Based on the high-resolution esophageal manometry results, three subtypes of achalasia can be identified. The identification of the subtype forms the basis of achalasia treatment. These are organized as follows: types I and II: pneumatic dilatation, laparoscopic Heller myotomy, or POEM. For type III: POEM is the preferred treatment.
Because the etiology of dysphagia due to diffuse esophageal spasm (DES) is unknown, and usually patients present with a range of different manifestations and pathology, the treatment of these patients is directed at the symptoms rather than cause treatment. Drugs such as concentrated peppermint oil, nitrates, phosphodiesterase-5 inhibitors, calcium channel blockers, and tricyclic anti-depressants may be used. Other treatments, such as peroral endoscopic myotomy, botulinum toxin, and esophageal dilatation, may be considered.

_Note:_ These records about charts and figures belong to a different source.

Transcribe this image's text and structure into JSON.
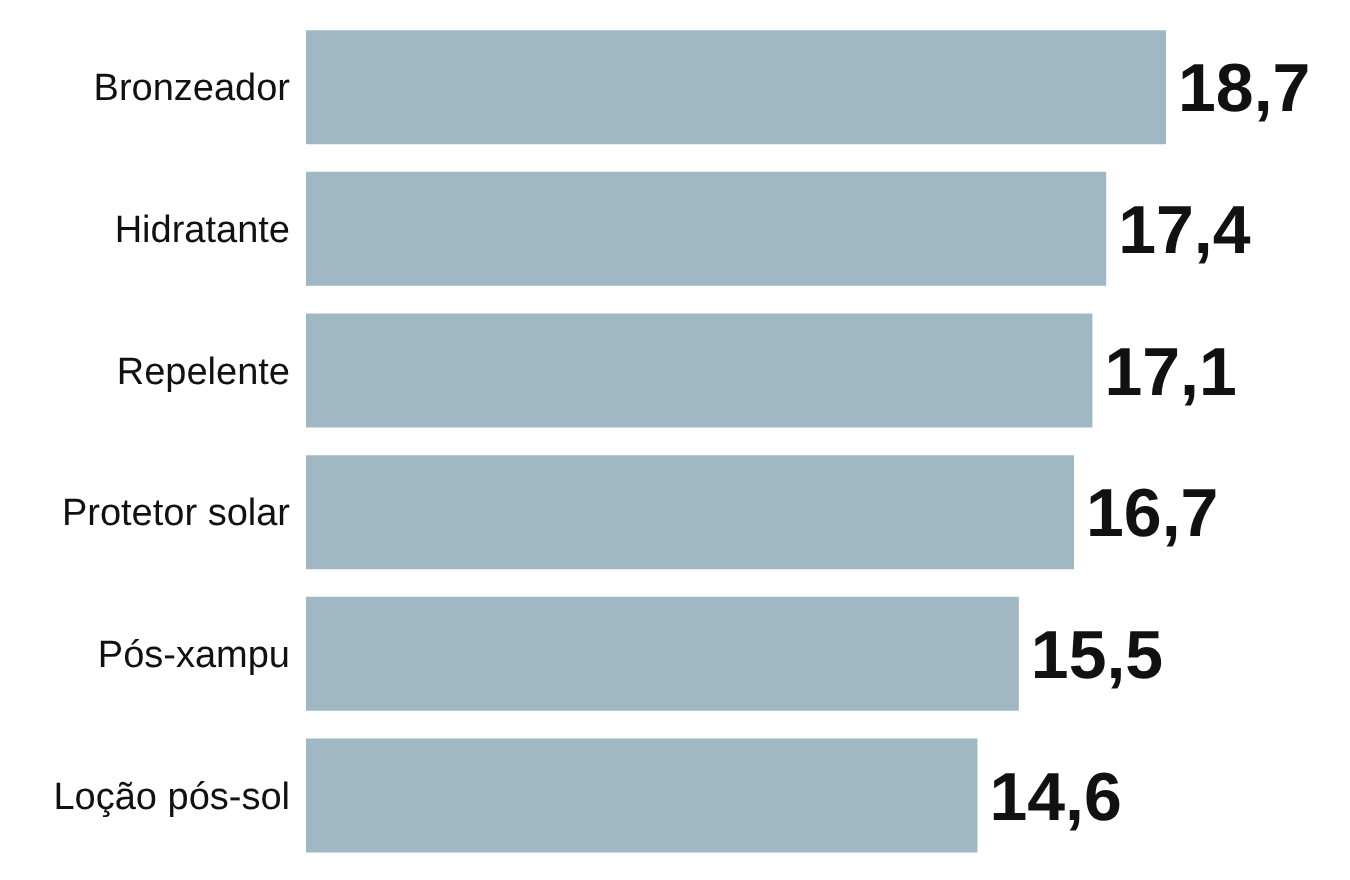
{
  "chart_data": {
    "type": "bar",
    "orientation": "horizontal",
    "categories": [
      "Bronzeador",
      "Hidratante",
      "Repelente",
      "Protetor solar",
      "Pós-xampu",
      "Loção pós-sol"
    ],
    "values": [
      18.7,
      17.4,
      17.1,
      16.7,
      15.5,
      14.6
    ],
    "value_labels": [
      "18,7",
      "17,4",
      "17,1",
      "16,7",
      "15,5",
      "14,6"
    ],
    "color": "#9fb8c4",
    "grid": false,
    "legend": false
  }
}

Scleroderma can cause aperistalsis or low-amplitude esophageal contractions of the distal esophagus as well as a hypotensive lower esophageal sphincter. Usually, these patients have dysphagia to both solids and liquids. The treatment is focused on symptomatic management. No pharmacological intervention has been shown to be promising. Prokinetic agents (metoclopramide, erythromycin, bethanechol, buspirone, and domperidone), which stimulate gut peristalsis, may help. Non-pharmacological approaches, such as acupuncture stimulation. Also, transcutaneous electrical nerve stimulation (TENS) may be indicated in the management of advanced cases.

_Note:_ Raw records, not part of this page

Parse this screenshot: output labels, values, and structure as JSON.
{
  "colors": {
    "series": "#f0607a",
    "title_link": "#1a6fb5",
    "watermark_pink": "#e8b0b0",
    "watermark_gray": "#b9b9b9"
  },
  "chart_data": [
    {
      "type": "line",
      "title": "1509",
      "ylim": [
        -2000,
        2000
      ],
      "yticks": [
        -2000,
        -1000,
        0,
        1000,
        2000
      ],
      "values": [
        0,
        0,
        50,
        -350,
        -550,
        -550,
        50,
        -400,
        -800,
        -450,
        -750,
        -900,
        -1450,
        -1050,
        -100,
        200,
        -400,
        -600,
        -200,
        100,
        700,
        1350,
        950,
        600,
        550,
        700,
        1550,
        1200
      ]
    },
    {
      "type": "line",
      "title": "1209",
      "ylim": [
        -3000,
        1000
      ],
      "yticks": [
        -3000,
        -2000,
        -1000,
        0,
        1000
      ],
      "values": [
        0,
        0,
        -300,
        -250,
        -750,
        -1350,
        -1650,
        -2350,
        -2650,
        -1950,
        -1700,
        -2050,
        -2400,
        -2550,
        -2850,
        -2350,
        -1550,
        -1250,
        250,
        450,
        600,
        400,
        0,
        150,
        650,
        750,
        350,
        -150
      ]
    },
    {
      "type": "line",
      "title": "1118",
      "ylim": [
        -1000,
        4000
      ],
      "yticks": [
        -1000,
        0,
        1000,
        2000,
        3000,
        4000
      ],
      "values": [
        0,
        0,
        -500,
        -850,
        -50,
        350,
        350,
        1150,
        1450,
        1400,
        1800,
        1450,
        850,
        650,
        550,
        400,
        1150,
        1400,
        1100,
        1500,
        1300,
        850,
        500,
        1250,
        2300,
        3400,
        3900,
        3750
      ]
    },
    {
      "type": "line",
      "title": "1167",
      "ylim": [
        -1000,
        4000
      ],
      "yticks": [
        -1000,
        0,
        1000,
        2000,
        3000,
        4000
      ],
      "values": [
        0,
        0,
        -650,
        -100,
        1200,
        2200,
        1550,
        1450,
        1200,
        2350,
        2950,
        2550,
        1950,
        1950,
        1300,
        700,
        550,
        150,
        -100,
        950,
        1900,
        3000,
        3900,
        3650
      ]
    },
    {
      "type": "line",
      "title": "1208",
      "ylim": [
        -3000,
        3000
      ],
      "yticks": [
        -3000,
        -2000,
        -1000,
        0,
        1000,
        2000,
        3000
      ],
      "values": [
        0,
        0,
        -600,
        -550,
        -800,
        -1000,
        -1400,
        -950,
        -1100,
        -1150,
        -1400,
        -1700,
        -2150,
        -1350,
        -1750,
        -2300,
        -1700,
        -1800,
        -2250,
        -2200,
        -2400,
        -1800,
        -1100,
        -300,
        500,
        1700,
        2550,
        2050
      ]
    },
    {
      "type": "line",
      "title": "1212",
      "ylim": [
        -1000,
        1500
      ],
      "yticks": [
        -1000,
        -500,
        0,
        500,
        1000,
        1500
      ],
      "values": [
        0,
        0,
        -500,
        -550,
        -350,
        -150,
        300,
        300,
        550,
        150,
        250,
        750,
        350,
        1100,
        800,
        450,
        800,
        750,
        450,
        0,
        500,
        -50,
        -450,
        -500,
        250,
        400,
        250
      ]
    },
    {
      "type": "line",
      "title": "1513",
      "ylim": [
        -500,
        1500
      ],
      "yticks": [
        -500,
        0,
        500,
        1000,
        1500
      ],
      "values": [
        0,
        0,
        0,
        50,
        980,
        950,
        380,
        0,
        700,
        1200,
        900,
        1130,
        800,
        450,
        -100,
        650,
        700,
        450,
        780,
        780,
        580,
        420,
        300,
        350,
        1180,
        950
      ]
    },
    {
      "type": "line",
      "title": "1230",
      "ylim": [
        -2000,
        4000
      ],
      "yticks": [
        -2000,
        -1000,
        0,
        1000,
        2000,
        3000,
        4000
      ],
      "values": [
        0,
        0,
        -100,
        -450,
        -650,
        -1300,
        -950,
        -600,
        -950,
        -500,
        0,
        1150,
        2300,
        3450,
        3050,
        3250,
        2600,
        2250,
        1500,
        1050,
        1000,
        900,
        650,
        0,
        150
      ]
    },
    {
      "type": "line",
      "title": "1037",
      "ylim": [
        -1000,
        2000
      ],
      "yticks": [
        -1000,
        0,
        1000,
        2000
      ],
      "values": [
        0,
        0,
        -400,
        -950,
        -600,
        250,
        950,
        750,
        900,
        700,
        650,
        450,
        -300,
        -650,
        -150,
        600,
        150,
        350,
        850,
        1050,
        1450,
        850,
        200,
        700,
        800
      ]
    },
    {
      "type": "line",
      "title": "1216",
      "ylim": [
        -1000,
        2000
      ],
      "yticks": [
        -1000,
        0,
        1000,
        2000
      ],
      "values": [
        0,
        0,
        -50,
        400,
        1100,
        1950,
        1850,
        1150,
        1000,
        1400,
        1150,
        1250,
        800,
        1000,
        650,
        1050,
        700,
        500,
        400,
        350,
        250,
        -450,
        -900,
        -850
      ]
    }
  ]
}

Oropharyngeal dysphagia should be differentiated from esophageal dysphagia. Each should be considered as a distinct category. While medical history and clinical examination are essential for making such a differentiation, investigations are helpful in identifying the underlying cause under each of these two categories.

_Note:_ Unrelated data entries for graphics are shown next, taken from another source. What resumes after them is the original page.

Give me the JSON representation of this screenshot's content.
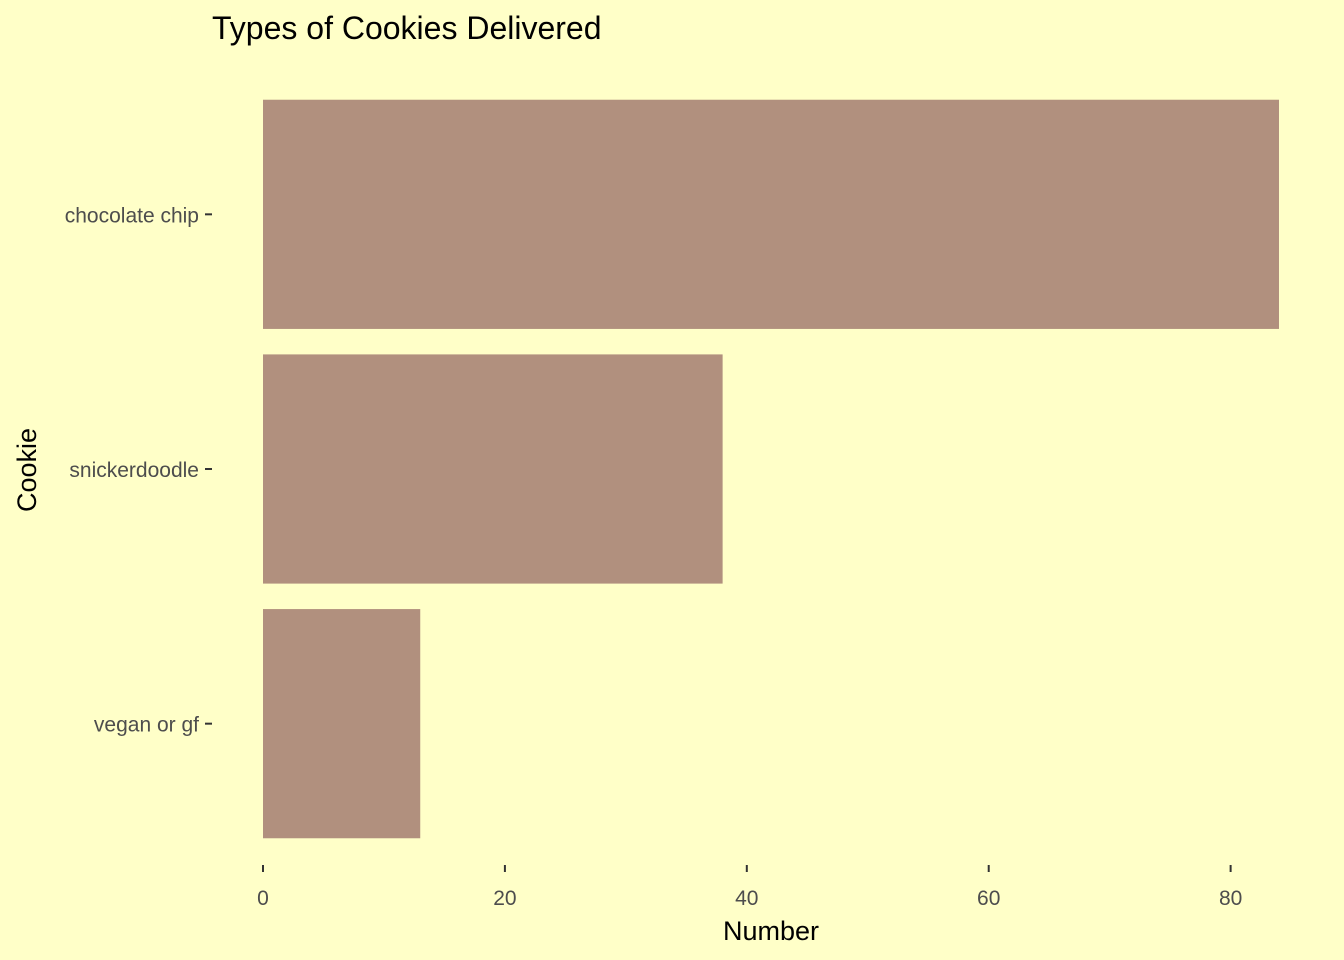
{
  "chart_data": {
    "type": "bar",
    "orientation": "horizontal",
    "title": "Types of Cookies Delivered",
    "xlabel": "Number",
    "ylabel": "Cookie",
    "categories": [
      "chocolate chip",
      "snickerdoodle",
      "vegan or gf"
    ],
    "values": [
      84,
      38,
      13
    ],
    "xlim": [
      0,
      84
    ],
    "xticks": [
      0,
      20,
      40,
      60,
      80
    ],
    "xtick_labels": [
      "0",
      "20",
      "40",
      "60",
      "80"
    ],
    "grid": false,
    "legend": "none",
    "colors": {
      "background": "#FFFFC8",
      "bar": "#B1907E",
      "tick_text": "#4D4D4D",
      "tick_mark": "#333333",
      "title_text": "#000000"
    }
  }
}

The majority of patients with dysphagia may present to the general practitioner or the emergency department. The public, nurses, pharmacists, and patients should be educated about dysphagia. At schools, students with severe disabilities, or orthopedic impairments may require help because of dysphagia. In essence, the school support team in such schools may need a speech-language pathologist with adequate training in swallowing evaluation and management. No one should provide such services without proper official up-to-date training in this area—a team of speech therapists, neurologists, otolaryngologists, oncologists, dietitians, and nurses usually manage patients with oropharyngeal dysphagia. Surgeons, gastroenterologists, radiation oncologists, and rehabilitation team usually manage patients with esophageal malignancy.